The study directly targets key barriers to periodontal regeneration in diabetes—excess oxidative stress, chronic inflammation, immuno-dysregulation, and compromised MSC function—by integrating three coordinated functions into a single hydrogel: PEDOT-PSF-mediated conductivity, polyphenol-driven redox activity, and sustained H₂S delivery. Conductivity enabled coupling of endogenous bioelectricity, enhancing PDLSC elongation/alignment and Ca²⁺ influx, both linked to osteogenic differentiation and functional PDL fiber organization. The PDA-based catechol-quinone redox balance, reinforced by electron transfer from PEDOT and reducing action of H₂S, enhanced ROS scavenging, restoring redox homeostasis in vitro and in vivo (elevated GSH/GSSG and GPx). H₂S release recruited PDLSCs, promoted angiogenesis, and further supported osteogenesis. Immunomodulatory effects were achieved by shifting macrophage polarization from M1 to M2 states, mechanistically associated with downregulated lipid biosynthesis and upregulated lipid catabolism and antioxidant defenses, thereby curbing osteoclastogenesis. Collectively, these mechanisms synergistically improved the periodontal microenvironment and resulted in significant gains in bone volume, bone maturation, and PDL functional alignment in a diabetic periodontitis model. The work demonstrates that coupling gaseous and bioelectric endogenous signals via a redox-active, conductive hydrogel can overcome diabetes-aggravated impediments to tissue regeneration.

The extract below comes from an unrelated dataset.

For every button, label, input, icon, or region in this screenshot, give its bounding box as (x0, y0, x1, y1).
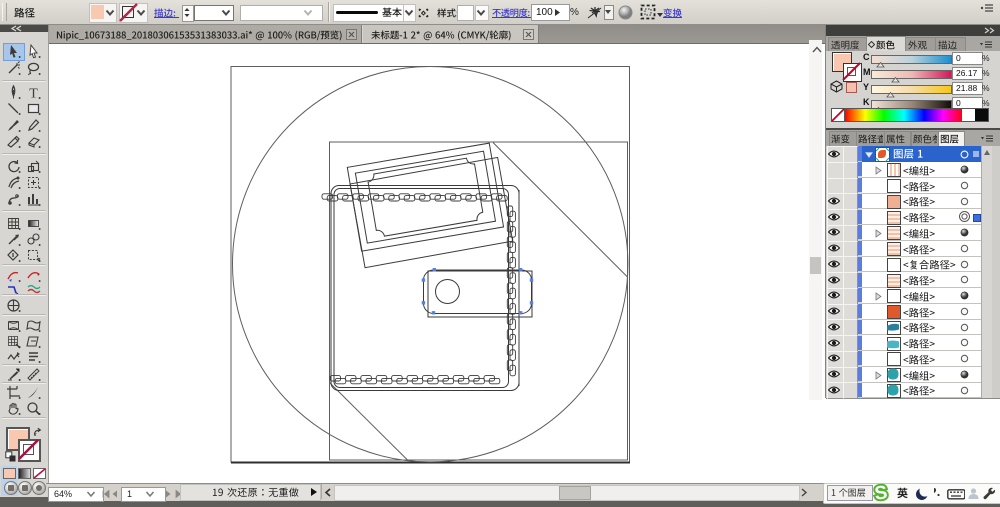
svg-text:T: T (29, 87, 38, 101)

A polyphenol-mediated redox-active alginate/gelatin hydrogel incorporating conductive PEDOT-PSF microfibers and NaHS@BSA nanoparticles for sustained H₂S release effectively reversed the hyperglycemic inflammatory microenvironment and promoted integrated periodontal regeneration in diabetic periodontitis. The hydrogel exhibited robust mechanics and dynamic conductivity, long-term H₂S release, strong antioxidative and immunomodulatory functions, enhanced PDLSC recruitment and angiogenesis, inhibited osteoclastogenesis, and boosted osteogenesis via autophagy activation and Ca²⁺ influx, yielding superior bone formation, bone maturation, and PDL fiber alignment. This gaseous-bioelectric coupling strategy offers a promising design paradigm for biomaterials aimed at functional tissue regeneration in immune-related diseases. Future work could explore long-term safety and degradation behavior, optimize dosing and release kinetics of H₂S, assess scalability and manufacturability, and evaluate efficacy across larger animal models and eventual clinical translation.